1. Import libraries for data handling, API calls, and quick visual checks

In [4]:
# BASIC DATA HANDLING
import pandas as pd
import numpy as np
import os
import json
import time

# API & REQUESTS
import requests
from requests.auth import HTTPBasicAuth

# VISUALISATION (later use)
import matplotlib.pyplot as plt
import seaborn as sns
import plotly.express as px

# Settings for nicer plots
sns.set(style="whitegrid")



2. Define and create folders for raw and processed data.

In [5]:
RAW_DIR = "../data/raw/v1"
PROCESSED_DIR = "../data/processed/v1"

os.makedirs(RAW_DIR, exist_ok=True)
os.makedirs(PROCESSED_DIR, exist_ok=True)

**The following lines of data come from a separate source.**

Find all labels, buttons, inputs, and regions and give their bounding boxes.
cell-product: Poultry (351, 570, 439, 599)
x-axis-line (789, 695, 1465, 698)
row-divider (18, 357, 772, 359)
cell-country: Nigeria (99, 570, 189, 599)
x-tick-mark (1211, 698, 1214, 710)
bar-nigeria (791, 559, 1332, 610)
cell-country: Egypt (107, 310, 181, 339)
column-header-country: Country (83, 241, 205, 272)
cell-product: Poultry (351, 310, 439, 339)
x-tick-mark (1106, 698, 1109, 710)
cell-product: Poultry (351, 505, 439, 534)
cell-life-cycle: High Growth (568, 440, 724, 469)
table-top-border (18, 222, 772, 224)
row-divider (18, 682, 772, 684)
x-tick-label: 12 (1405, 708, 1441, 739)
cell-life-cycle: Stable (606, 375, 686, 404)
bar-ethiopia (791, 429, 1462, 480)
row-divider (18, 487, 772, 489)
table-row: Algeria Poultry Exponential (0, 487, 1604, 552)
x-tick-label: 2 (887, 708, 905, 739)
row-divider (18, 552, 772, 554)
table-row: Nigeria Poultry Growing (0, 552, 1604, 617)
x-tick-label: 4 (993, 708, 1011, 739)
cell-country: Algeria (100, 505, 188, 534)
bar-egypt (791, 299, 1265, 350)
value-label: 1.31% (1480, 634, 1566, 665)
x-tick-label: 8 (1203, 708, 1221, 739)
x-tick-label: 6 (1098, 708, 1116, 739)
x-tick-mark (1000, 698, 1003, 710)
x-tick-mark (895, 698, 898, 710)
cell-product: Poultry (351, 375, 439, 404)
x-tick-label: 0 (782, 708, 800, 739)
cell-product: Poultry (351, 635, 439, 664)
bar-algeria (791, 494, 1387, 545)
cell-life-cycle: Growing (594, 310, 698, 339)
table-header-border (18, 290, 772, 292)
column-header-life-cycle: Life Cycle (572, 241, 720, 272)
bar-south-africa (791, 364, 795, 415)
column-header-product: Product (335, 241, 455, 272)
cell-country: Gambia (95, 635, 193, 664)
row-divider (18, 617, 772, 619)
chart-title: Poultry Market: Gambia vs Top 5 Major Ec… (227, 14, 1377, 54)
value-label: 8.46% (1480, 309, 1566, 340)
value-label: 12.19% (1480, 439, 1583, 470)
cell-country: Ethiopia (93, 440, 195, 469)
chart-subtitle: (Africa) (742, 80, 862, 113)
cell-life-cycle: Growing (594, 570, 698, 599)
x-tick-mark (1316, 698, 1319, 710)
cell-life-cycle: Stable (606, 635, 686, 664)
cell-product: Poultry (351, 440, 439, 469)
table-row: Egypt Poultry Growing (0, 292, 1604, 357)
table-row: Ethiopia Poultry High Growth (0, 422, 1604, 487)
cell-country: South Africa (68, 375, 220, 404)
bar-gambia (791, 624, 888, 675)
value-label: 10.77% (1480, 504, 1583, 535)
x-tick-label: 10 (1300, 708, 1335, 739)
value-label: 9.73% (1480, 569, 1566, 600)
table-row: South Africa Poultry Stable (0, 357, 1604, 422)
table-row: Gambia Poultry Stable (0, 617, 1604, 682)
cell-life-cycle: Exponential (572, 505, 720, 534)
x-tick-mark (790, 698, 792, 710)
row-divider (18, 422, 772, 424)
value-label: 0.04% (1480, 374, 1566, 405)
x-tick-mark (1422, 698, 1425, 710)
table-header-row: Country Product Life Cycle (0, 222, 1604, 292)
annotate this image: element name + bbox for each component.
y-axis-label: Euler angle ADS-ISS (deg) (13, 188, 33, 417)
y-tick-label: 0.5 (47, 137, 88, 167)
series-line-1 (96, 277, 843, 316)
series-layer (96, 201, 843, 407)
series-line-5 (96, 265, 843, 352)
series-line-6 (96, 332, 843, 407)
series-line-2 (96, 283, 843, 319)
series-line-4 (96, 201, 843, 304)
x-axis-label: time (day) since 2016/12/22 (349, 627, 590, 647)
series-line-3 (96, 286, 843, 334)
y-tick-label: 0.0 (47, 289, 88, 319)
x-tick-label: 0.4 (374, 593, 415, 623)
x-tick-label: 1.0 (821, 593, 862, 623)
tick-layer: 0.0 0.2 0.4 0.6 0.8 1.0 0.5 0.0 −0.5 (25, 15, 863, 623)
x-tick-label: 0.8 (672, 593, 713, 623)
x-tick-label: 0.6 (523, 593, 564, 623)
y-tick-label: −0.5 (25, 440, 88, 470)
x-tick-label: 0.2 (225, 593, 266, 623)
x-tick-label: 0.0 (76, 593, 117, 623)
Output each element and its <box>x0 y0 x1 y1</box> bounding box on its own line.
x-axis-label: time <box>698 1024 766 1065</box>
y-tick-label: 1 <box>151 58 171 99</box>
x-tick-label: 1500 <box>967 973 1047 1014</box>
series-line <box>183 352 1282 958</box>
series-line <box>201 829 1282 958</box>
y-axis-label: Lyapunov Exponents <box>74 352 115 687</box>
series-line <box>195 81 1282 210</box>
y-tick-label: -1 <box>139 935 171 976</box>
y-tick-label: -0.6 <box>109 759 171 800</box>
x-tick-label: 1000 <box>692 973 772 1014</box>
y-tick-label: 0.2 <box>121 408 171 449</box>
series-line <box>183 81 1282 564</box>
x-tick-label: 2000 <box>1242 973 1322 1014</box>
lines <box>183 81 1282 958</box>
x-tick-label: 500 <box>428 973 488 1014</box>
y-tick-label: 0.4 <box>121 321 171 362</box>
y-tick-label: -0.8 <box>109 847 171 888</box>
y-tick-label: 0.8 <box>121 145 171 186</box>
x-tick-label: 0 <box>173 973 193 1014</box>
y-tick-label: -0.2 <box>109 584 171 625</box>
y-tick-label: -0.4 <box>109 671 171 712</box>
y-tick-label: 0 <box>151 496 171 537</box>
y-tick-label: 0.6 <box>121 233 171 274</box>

RAW_JSON_PATH = os.path.join(RAW_DIR, "patterns_raw.json")
RAW_CSV_PATH = os.path.join(RAW_DIR, "patterns_raw.csv")

PROCESSED_CSV_PATH = os.path.join(PROCESSED_DIR, "patterns_clean.csv")

RAW_DIR, PROCESSED_DIR


('../data/raw/v1', '../data/processed/v1')

3. API Credentials. They are loaded from enviroment variables. They are stored locally as environment variables to prevent accidental exposure in the codebase.


In [6]:
from dotenv import load_dotenv

load_dotenv()  # loads variables from .env

RAVELRY_USER = os.getenv("RAVELRY_ACCESS_KEY")
RAVELRY_PASS = os.getenv("RAVELRY_PERSONAL_KEY")

if not RAVELRY_USER or not RAVELRY_PASS:
    raise ValueError(
        "API credentials not found. "
        "Make sure RAVELRY_ACCESS_KEY and RAVELRY_PERSONAL_KEY are set in .env file."
    )

print("Credentials loaded ✅")



Credentials loaded ✅